Winners and Losers - March 6-10th

March 10, 2006 | Filed Under »
Tickers in this Article » KKD, SMDI, DIET, WIND
Big Winners

Shares of turn-around project Krispy Kreme Doughnuts Inc (KKD) rose a full 21% for the week, ending Friday's session at $7.95 per share. The stock ramped up steadily over the week, its rally beginning Tuesday when the company announced it had signed up Daryl G. Brewster as its new CEO. The 49 year-old Brewster comes to the table with a solid track record, having successfully managed turn-arounds in the past with Campbell's Soup and Kraft Foods' Planters product line. Wall Street obviously loved the move, bidding shares of the troubled treat-maker up sharply at Tuesday's opening and carrying that momentum forward through the week. The company still has a long way to go before all of its holes are filled, but this week's rise was the first wave of solid positive momentum the stock has seen in quite some time, and KKD will certainly be an interesting stock to watch over the next few quarters.

Shares of RF component company Sirenza Microdevices Inc (SMDI) shot upwards at Thursday's open, seeing single-day gains up to 16% at its intra-day peak. The shares shot upwards after the specialized technology firm issued raised guidance for Q1 2006, now expecting to earn 7-9 cents per share, up from the previous estimate of 5-7 cents per share. SMDI shares have been gaining steadily since late 2005, with robust growth continuing to be seen across the company's product lines. The company also unveiled a few new low-noise amplifier products as well on Thursday, adding to investor's bullishness for the stock.




Big Losers

Small-cap online diet services company Ediets.com Inc (DIET) didn't have quite the same enjoyable week on Wall Street, however, its shares falling almost 38% by Friday's close.
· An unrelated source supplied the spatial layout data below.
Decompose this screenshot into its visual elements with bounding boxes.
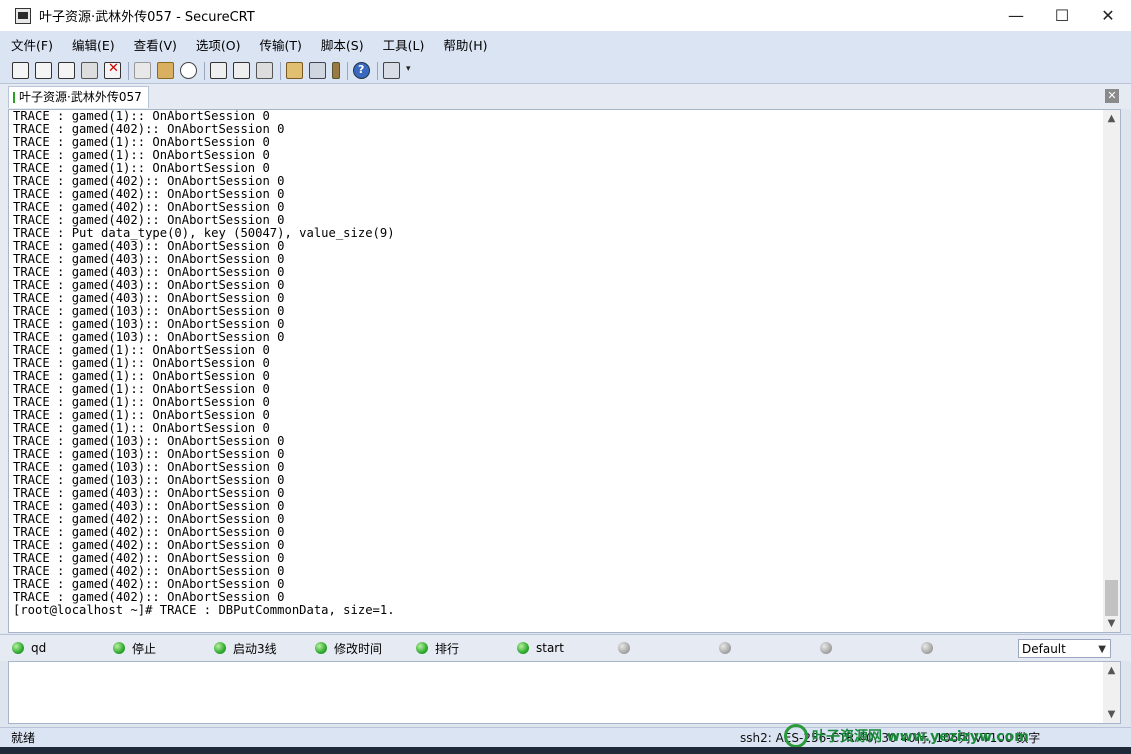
menu-bar: 文件(F) 编辑(E) 查看(V) 选项(O) 传输(T) 脚本(S) 工具(L…	[0, 31, 1131, 58]
select-value: Default	[1022, 642, 1066, 656]
led-icon	[618, 642, 630, 654]
button-modify-time[interactable]: 修改时间	[315, 635, 382, 661]
toolbar-separator	[347, 61, 348, 80]
led-icon	[214, 642, 226, 654]
quick-connect-icon[interactable]	[35, 62, 52, 79]
chevron-down-icon: ▼	[1098, 644, 1106, 655]
button-label: 启动3线	[233, 641, 277, 656]
button-label: 停止	[132, 641, 157, 656]
led-icon	[12, 642, 24, 654]
button-label: qd	[31, 641, 47, 655]
led-icon	[719, 642, 731, 654]
scroll-down-icon[interactable]: ▼	[1103, 615, 1120, 632]
toolbar-separator	[204, 61, 205, 80]
disconnect-icon[interactable]: ✕	[104, 61, 121, 79]
status-ready: 就绪	[11, 731, 36, 745]
watermark: 叶子资源网 www.yezizyw.com	[784, 723, 1029, 749]
button-stop[interactable]: 停止	[113, 635, 156, 661]
button-qd[interactable]: qd	[12, 635, 46, 661]
window-controls: — ☐ ✕	[993, 0, 1131, 31]
button-empty-2[interactable]	[719, 635, 738, 661]
button-start[interactable]: start	[517, 635, 564, 661]
button-empty-4[interactable]	[921, 635, 940, 661]
title-bar: 叶子资源·武林外传057 - SecureCRT — ☐ ✕	[0, 0, 1131, 31]
window-title: 叶子资源·武林外传057 - SecureCRT	[39, 10, 255, 25]
sftp-icon[interactable]	[383, 62, 400, 79]
button-ranking[interactable]: 排行	[416, 635, 459, 661]
led-icon	[517, 642, 529, 654]
find-icon[interactable]	[180, 62, 197, 79]
paste-icon[interactable]	[157, 62, 174, 79]
toolbar: ✕ ? ▾	[0, 58, 1131, 84]
terminal-output[interactable]: TRACE : gamed(1):: OnAbortSession 0 TRACE…	[8, 109, 1103, 633]
watermark-logo-icon	[784, 724, 808, 748]
menu-view[interactable]: 查看(V)	[123, 35, 185, 54]
keymap-icon[interactable]	[332, 62, 340, 79]
print-setup-icon[interactable]	[256, 62, 273, 79]
minimize-button[interactable]: —	[993, 0, 1039, 31]
tab-close-icon[interactable]: ✕	[1105, 89, 1119, 103]
menu-file[interactable]: 文件(F)	[0, 35, 61, 54]
menu-transfer[interactable]: 传输(T)	[249, 35, 310, 54]
connect-tab-icon[interactable]	[58, 62, 75, 79]
terminal-line: [root@localhost ~]# TRACE : DBPutCommonD…	[13, 603, 395, 617]
desktop-background	[0, 747, 1131, 754]
led-icon	[315, 642, 327, 654]
scroll-down-icon[interactable]: ▼	[1103, 706, 1120, 723]
print-selection-icon[interactable]	[233, 62, 250, 79]
close-button[interactable]: ✕	[1085, 0, 1131, 31]
command-window[interactable]	[8, 661, 1103, 724]
scroll-thumb[interactable]	[1105, 580, 1118, 616]
global-options-icon[interactable]	[309, 62, 326, 79]
menu-options[interactable]: 选项(O)	[185, 35, 249, 54]
reconnect-icon[interactable]	[81, 62, 98, 79]
copy-icon[interactable]	[134, 62, 151, 79]
terminal-lines: TRACE : gamed(1):: OnAbortSession 0 TRACE…	[13, 110, 395, 617]
maximize-button[interactable]: ☐	[1039, 0, 1085, 31]
tab-session[interactable]: 叶子资源·武林外传057	[8, 86, 149, 108]
toolbar-separator	[128, 61, 129, 80]
button-label: 修改时间	[334, 641, 383, 656]
connect-icon[interactable]	[12, 62, 29, 79]
scroll-up-icon[interactable]: ▲	[1103, 662, 1120, 679]
menu-tools[interactable]: 工具(L)	[372, 35, 433, 54]
scroll-up-icon[interactable]: ▲	[1103, 110, 1120, 127]
menu-script[interactable]: 脚本(S)	[310, 35, 372, 54]
terminal-scrollbar[interactable]: ▲ ▼	[1103, 109, 1121, 633]
securecrt-app-icon[interactable]	[15, 7, 31, 24]
button-label: start	[536, 641, 564, 655]
led-icon	[820, 642, 832, 654]
button-bar-select[interactable]: Default ▼	[1018, 639, 1111, 658]
button-empty-3[interactable]	[820, 635, 839, 661]
session-options-icon[interactable]	[286, 62, 303, 79]
led-icon	[921, 642, 933, 654]
command-window-scrollbar[interactable]: ▲ ▼	[1103, 661, 1121, 724]
more-icon[interactable]: ▾	[406, 64, 414, 83]
session-tab-bar: 叶子资源·武林外传057 ✕	[0, 84, 1131, 109]
print-icon[interactable]	[210, 62, 227, 79]
watermark-text: 叶子资源网 www.yezizyw.com	[812, 729, 1029, 745]
button-start-3-lines[interactable]: 启动3线	[214, 635, 277, 661]
menu-edit[interactable]: 编辑(E)	[61, 35, 123, 54]
button-label: 排行	[435, 641, 460, 656]
led-icon	[416, 642, 428, 654]
toolbar-separator	[377, 61, 378, 80]
button-empty-1[interactable]	[618, 635, 637, 661]
toolbar-separator	[280, 61, 281, 80]
led-icon	[113, 642, 125, 654]
left-border	[0, 109, 8, 633]
help-icon[interactable]: ?	[353, 62, 370, 79]
button-bar: qd 停止 启动3线 修改时间 排行 start Default ▼	[0, 634, 1131, 661]
menu-help[interactable]: 帮助(H)	[432, 35, 495, 54]
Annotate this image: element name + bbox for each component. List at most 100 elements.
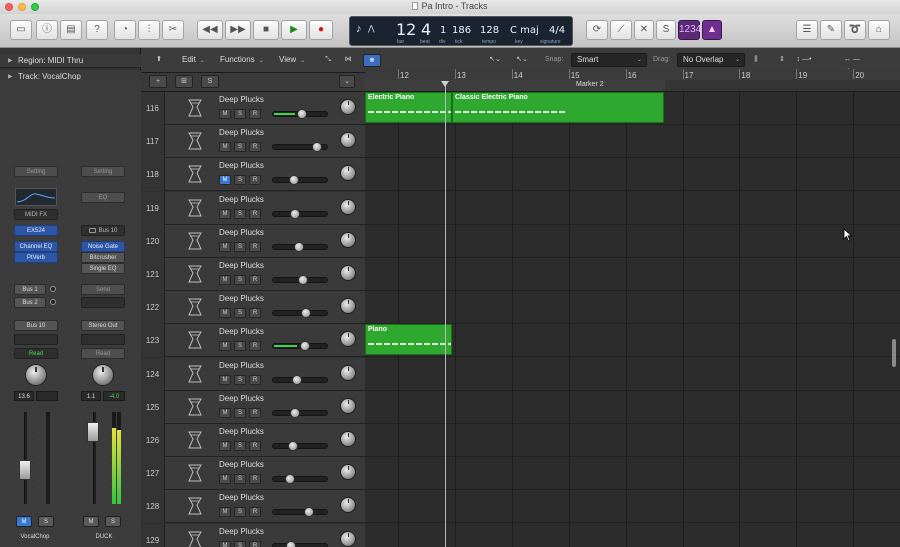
- track-record-button[interactable]: R: [249, 507, 261, 518]
- track-pan-knob[interactable]: [340, 431, 356, 447]
- forward-button[interactable]: ▶▶: [225, 20, 251, 40]
- send-slot[interactable]: Send: [81, 284, 125, 295]
- track-volume-slider[interactable]: [272, 175, 328, 186]
- track-volume-knob[interactable]: [293, 241, 304, 252]
- insert-slot-2[interactable]: PtVerb: [14, 252, 58, 263]
- track-solo-button[interactable]: S: [234, 341, 246, 352]
- track-volume-slider[interactable]: [272, 208, 328, 219]
- track-solo-button[interactable]: S: [234, 142, 246, 153]
- track-name[interactable]: Deep Plucks: [219, 294, 264, 303]
- notepad-button[interactable]: ✎: [820, 20, 842, 40]
- track-name[interactable]: Deep Plucks: [219, 128, 264, 137]
- stop-button[interactable]: ■: [253, 20, 279, 40]
- track-name[interactable]: Deep Plucks: [219, 161, 264, 170]
- solo-button[interactable]: S: [656, 20, 676, 40]
- track-volume-slider[interactable]: [272, 308, 328, 319]
- snap-grid-button[interactable]: ⋇: [363, 54, 381, 67]
- track-volume-slider[interactable]: [272, 341, 328, 352]
- send-slot-1[interactable]: Bus 1: [14, 284, 46, 295]
- smart-controls-button[interactable]: ◔: [114, 20, 136, 40]
- track-header[interactable]: 125 Deep Plucks M S R: [141, 390, 365, 424]
- track-volume-knob[interactable]: [292, 374, 303, 385]
- track-pan-knob[interactable]: [340, 397, 356, 414]
- track-pan-knob[interactable]: [340, 265, 356, 281]
- track-volume-slider[interactable]: [272, 374, 328, 385]
- automation-mode[interactable]: Read: [14, 348, 58, 359]
- track-volume-slider[interactable]: [272, 109, 328, 119]
- vertical-scrollbar[interactable]: [892, 339, 896, 367]
- metronome-button[interactable]: ▲: [702, 20, 722, 40]
- midi-region[interactable]: Classic Electric Piano: [452, 92, 664, 123]
- track-header[interactable]: 123 Deep Plucks M S R: [141, 324, 365, 358]
- track-name[interactable]: Deep Plucks: [219, 427, 264, 436]
- waveform-zoom-button[interactable]: ⫼: [747, 54, 765, 67]
- eq-thumbnail[interactable]: [15, 188, 57, 206]
- track-mute-button[interactable]: M: [219, 208, 231, 219]
- track-name[interactable]: Deep Plucks: [219, 195, 264, 204]
- view-menu[interactable]: View ⌄: [275, 53, 305, 67]
- track-record-button[interactable]: R: [249, 109, 261, 119]
- track-record-button[interactable]: R: [249, 208, 261, 219]
- track-volume-slider[interactable]: [272, 474, 328, 485]
- track-header[interactable]: 117 Deep Plucks M S R: [141, 125, 365, 159]
- track-header[interactable]: 127 Deep Plucks M S R: [141, 457, 365, 491]
- flex-button[interactable]: ⋈: [339, 54, 357, 67]
- track-solo-button[interactable]: S: [234, 507, 246, 518]
- track-solo-button[interactable]: S: [234, 441, 246, 451]
- vertical-zoom-slider[interactable]: ↕ —•—: [795, 54, 813, 74]
- global-tracks-button[interactable]: ⌄: [339, 75, 355, 88]
- track-solo-button[interactable]: S: [234, 540, 246, 547]
- midi-region[interactable]: Electric Piano: [365, 92, 452, 123]
- input-slot[interactable]: Bus 10: [81, 225, 125, 236]
- browser-button[interactable]: ⌂: [868, 20, 890, 40]
- track-mute-button[interactable]: M: [219, 308, 231, 319]
- snap-select[interactable]: Smart ⌄: [571, 53, 647, 67]
- track-header[interactable]: 129 Deep Plucks M S R: [141, 523, 365, 547]
- library-button[interactable]: ▭: [10, 20, 32, 40]
- drag-select[interactable]: No Overlap ⌄: [677, 53, 745, 67]
- track-name[interactable]: Deep Plucks: [219, 361, 264, 370]
- output-slot[interactable]: Stereo Out: [81, 320, 125, 331]
- quick-help-button[interactable]: ?: [86, 20, 108, 40]
- track-name[interactable]: Deep Plucks: [219, 261, 264, 270]
- volume-fader-track[interactable]: [24, 412, 27, 504]
- track-name[interactable]: Deep Plucks: [219, 327, 264, 336]
- track-pan-knob[interactable]: [340, 464, 356, 481]
- catch-button[interactable]: ⬆: [150, 54, 168, 67]
- group-slot[interactable]: [14, 334, 58, 345]
- track-volume-knob[interactable]: [290, 407, 301, 418]
- instrument-slot[interactable]: EX524: [14, 225, 58, 236]
- track-record-button[interactable]: R: [249, 175, 261, 186]
- solo-button[interactable]: S: [105, 516, 121, 527]
- disclosure-triangle-icon[interactable]: ▶: [8, 54, 13, 68]
- track-volume-slider[interactable]: [272, 441, 328, 451]
- track-mute-button[interactable]: M: [219, 341, 231, 352]
- track-mute-button[interactable]: M: [219, 142, 231, 153]
- track-mute-button[interactable]: M: [219, 374, 231, 385]
- track-mute-button[interactable]: M: [219, 407, 231, 418]
- volume-fader[interactable]: [87, 422, 99, 442]
- mute-button[interactable]: M: [83, 516, 99, 527]
- track-header[interactable]: 121 Deep Plucks M S R: [141, 258, 365, 291]
- send-slot-empty[interactable]: [81, 297, 125, 308]
- functions-menu[interactable]: Functions ⌄: [216, 53, 264, 67]
- send-level-icon[interactable]: [50, 286, 56, 292]
- volume-fader[interactable]: [19, 460, 31, 480]
- track-record-button[interactable]: R: [249, 275, 261, 285]
- track-name[interactable]: Deep Plucks: [219, 95, 264, 104]
- track-volume-knob[interactable]: [285, 540, 296, 547]
- track-record-button[interactable]: R: [249, 241, 261, 252]
- mute-button[interactable]: M: [16, 516, 32, 527]
- pointer-tool[interactable]: ↖⌄: [486, 54, 504, 67]
- track-volume-knob[interactable]: [300, 308, 311, 319]
- toolbar-button[interactable]: ▤: [60, 20, 82, 40]
- count-in-button[interactable]: 1234: [678, 20, 701, 40]
- marker-2[interactable]: Marker 2: [576, 81, 604, 88]
- link-button[interactable]: ⤡: [319, 54, 337, 67]
- track-pan-knob[interactable]: [340, 497, 356, 514]
- play-button[interactable]: ▶: [281, 20, 307, 40]
- setting-button[interactable]: Setting: [14, 166, 58, 177]
- insert-slot-1[interactable]: Channel EQ: [14, 241, 58, 252]
- track-volume-knob[interactable]: [289, 175, 300, 186]
- track-solo-button[interactable]: S: [234, 407, 246, 418]
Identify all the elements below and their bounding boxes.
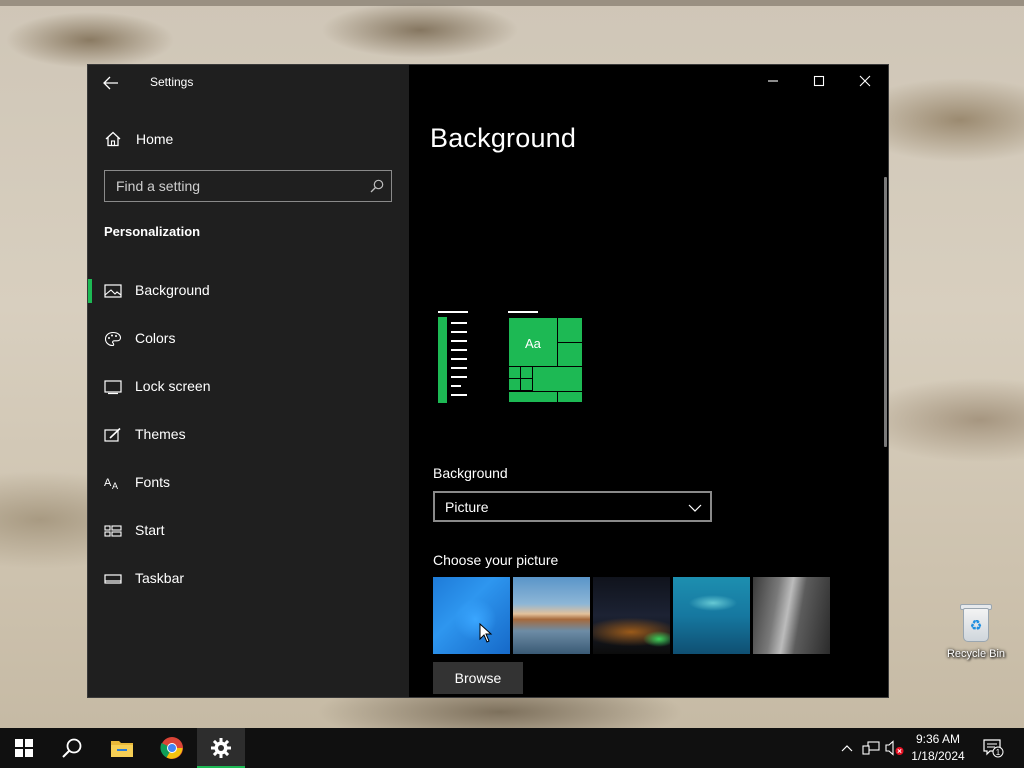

The company, which offers customizable fitness and diet plans, complete with specialized shopping lists, reported earnings Thursday. While Ediets was able to generate reasonable revenue and bottom-line net income for the quarter, the company issued disappointing forward guidance. The company expects a mid to high single-digit percentage decrease for year-over-year 2006 subscription revenues, causing many investors to flee the stock. This shrinkage is expected to be moderately offset by gains in non-subscription revenues, but investors were still uneasy about the firm's operating prospects as it faces a re-tooling period in the coming quarters. For now, Wall Street seems content to trim a sizable amount of market capitalization off of this weight-loss company's size.

Business process optimization company Wind River Systems Inc (WIND) had the wind beneath its wings promptly removed Thursday morning, its shares opening over 17% lower than Wednesday's closing price of $15.36. The company, which primarily is involved in the development of embedded software tools for various types of electronic devices, reported lackluster Q4 results and issued disappointing forward guidance. CIBC analyst Brad Reback downgraded the company as well, stating that while the company's subscription volumes appeared strong, its billing volumes appear to be slowing, causing cuts in both 2007 and 2008 guidance. WIND shares had been soaring until this week, and it will be interesting to see if the stock can regain its momentum following this shortcoming.